Tan Pingshan (譚平山 (Tán Píngshān, Taam^{4} Ping^{4}saan^{1}); 28 September 1886 – 2 April 1956) was a Chinese revolutionary socialist and an early member of the Chinese Communist Party (CCP) from Gaoming, Guangdong. He was influential in the Tongmenghui and formed the Guangdong branch of the CCP with the help of Chen Duxiu. He later took part in the formation of the Revolutionary Committee of the Chinese Kuomintang.

== Biography ==

=== Early years ===
Tan was born into a family of tailors. He was admitted to a premier school in Guangzhou in 1905. Upon graduation, he joined the budding Tongmenghui under the influence of Sun Yat-sen. He enrolled into Peking University's philosophy faculty in 1917 whilst participating in the May Fourth Movement.
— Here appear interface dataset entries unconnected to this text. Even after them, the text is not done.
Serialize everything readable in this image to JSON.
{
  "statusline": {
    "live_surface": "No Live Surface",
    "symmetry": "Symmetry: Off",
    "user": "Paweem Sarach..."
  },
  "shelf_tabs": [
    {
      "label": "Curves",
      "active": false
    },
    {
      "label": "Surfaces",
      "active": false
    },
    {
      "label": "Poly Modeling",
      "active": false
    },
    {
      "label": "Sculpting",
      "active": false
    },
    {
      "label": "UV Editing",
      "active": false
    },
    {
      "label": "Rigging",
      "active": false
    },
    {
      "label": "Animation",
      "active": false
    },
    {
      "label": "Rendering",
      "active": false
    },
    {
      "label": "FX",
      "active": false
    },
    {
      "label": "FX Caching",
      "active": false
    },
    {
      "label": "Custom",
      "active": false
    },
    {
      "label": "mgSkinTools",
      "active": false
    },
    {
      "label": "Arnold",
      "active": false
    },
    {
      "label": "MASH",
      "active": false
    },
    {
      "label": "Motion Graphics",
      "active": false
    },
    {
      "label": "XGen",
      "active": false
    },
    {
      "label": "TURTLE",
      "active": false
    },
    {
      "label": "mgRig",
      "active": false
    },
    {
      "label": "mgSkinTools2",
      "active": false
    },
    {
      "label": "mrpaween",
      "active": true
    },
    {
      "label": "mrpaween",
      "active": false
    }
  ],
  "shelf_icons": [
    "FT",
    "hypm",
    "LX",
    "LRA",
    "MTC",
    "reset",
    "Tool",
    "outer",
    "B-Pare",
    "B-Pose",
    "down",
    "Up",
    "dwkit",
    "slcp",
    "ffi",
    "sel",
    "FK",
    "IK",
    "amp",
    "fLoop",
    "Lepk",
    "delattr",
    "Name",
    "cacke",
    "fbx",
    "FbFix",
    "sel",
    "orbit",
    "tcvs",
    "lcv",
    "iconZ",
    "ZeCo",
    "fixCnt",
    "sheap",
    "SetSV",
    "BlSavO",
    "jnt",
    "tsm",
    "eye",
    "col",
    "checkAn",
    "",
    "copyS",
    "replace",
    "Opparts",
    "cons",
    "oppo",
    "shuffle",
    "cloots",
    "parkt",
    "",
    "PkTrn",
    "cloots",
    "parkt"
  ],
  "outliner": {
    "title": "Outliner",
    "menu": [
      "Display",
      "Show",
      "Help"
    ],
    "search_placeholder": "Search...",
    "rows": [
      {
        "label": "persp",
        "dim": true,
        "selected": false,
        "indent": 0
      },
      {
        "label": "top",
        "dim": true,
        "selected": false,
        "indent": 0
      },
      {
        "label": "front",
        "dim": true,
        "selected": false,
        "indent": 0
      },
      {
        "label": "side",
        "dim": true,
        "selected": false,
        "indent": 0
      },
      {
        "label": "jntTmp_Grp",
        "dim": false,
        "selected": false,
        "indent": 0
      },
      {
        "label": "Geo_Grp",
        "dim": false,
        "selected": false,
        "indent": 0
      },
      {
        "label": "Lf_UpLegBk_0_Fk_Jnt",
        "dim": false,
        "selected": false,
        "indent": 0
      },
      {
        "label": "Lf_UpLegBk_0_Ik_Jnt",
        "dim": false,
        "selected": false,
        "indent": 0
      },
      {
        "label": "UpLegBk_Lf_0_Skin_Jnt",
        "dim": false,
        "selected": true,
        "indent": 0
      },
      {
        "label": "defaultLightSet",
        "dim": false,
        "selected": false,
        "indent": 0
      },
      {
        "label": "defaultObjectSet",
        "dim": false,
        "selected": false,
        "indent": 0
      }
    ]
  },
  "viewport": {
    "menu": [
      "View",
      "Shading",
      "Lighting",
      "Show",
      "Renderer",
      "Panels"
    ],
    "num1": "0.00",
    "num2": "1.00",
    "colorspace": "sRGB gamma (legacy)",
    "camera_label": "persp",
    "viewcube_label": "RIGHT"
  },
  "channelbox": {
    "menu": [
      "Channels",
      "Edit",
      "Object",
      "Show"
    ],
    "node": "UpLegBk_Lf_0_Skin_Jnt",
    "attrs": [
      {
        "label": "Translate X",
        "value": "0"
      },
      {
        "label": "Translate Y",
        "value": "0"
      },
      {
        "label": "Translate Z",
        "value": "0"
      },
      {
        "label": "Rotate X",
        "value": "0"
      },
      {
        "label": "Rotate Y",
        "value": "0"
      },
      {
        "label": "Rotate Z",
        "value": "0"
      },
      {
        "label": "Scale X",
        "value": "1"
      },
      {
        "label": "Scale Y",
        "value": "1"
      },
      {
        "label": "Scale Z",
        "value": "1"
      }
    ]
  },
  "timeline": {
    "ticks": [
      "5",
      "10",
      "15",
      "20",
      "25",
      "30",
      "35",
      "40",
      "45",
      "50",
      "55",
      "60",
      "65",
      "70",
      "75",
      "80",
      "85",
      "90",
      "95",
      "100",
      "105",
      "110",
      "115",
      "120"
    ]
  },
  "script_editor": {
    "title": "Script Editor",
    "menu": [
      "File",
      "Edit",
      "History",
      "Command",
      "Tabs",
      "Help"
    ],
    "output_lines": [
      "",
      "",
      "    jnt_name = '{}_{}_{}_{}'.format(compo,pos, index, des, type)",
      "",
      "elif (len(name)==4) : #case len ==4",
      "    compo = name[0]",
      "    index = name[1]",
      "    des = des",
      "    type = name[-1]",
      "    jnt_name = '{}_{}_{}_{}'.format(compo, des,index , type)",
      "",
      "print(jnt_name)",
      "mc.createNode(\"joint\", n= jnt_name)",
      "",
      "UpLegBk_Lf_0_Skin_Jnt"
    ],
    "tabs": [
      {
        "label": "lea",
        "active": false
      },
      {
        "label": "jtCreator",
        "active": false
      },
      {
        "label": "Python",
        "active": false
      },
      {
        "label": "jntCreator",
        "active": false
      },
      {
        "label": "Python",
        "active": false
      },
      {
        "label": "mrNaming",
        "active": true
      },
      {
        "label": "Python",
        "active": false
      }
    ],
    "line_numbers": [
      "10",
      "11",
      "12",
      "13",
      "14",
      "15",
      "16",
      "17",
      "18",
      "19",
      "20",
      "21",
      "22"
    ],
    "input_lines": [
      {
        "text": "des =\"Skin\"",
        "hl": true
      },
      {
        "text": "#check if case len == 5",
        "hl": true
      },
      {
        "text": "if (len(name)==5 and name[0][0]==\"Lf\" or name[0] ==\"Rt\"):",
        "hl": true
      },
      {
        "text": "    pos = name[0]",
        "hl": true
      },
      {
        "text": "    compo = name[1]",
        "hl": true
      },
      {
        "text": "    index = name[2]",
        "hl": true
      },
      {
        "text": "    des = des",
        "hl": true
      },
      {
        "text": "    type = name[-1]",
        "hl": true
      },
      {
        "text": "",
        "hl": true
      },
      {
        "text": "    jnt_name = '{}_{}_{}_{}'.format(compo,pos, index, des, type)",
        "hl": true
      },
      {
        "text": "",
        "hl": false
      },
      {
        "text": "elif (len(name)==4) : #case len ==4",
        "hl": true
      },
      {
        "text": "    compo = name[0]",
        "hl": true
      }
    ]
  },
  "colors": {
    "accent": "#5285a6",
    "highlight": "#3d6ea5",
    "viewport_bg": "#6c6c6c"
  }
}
As a protest to the 21 demands he was part of the group of students who surged and set fire to the house of Minister of Transport Cao Rulin, subsequently being arrested for his actions.

=== After the Founding of the Communist Party ===
In 1920 Tan went back to Guangdong to form a Marxist group. He was appointed as the Secretary of the CCP Guangdong branch upon the founding of the Chinese Communist Party in 1921. He participated the 3rd National Congress of the Chinese Communist Party and was elected into the Central Committee. In the 4th and 5th Congress of the CCP, he was reappointed as a member of the Central Committee and also held membership in the Politburo of the Chinese Communist Party. He was influenced by social democracy in Germany and supported Chen Jiongming during the June 16 Incident in 1922.

In August 1927 he was one of the leaders that started the Nanchang Rebellion (albeit holding positions within the KMT) against the Nanjing Nationalist Government led by Chiang Kai-shek. During the course of the rebellion, he recruited He Long into the CCP. Tan went back to Shanghai after the failure of the rebellion. In an enlarged meeting of the Politburo in November, Zhang Guotao appealed to the Comintern for the removal of Tan from the party as he blamed the failure of the Nanchang Uprising due to his leftist-tendencies. Losing his CCP membership, he sought after Deng Yanda for assistance in setting up an alternative Marxist enclave but was to no avail.

=== Membership in the Kuomintang ===
Tan participated in the 1st National Congress of the Kuomintang (KMT) in 1924 and was elected into the Standing Central Committee and appointed as a Minister in the Central Organization Department of Kuomintang. In March 1937 he was appointed as a member of the Wuhan National Government and retained his post as the Minister for Agriculture.

At the outbreak of the Second Sino-Japanese War, Tan returned to Wuhan seeking to help the Nationalist Party. Warmly received by Chiang Kai-shek, he restored his dormant membership in the KMT and was soon elected into the 1st to 4th National Political Council. In 1942, Tan married Sun Sunquan in Chongqing. In January 1948, he was in Hong Kong to participate in the founding of the Revolutionary Committee of the Chinese Kuomintang and served in the Central Standing Committee.

=== Post-1949 ===
In 1949 September, he participated in the first plenary session of the Chinese People's Political Consultative Conference and was elected to the Presidium of the Standing Committee. After the establishment of the People's Republic of China, he served as a member in the Central People's Government, the Government Affairs Council (:zh: 中央人民政府政务院), the State Council's Supervision Commission and other staff positions. In September 1954 he was elected to Standing Committee of the National People's Congress. He died in Beijing on 2 April 1956.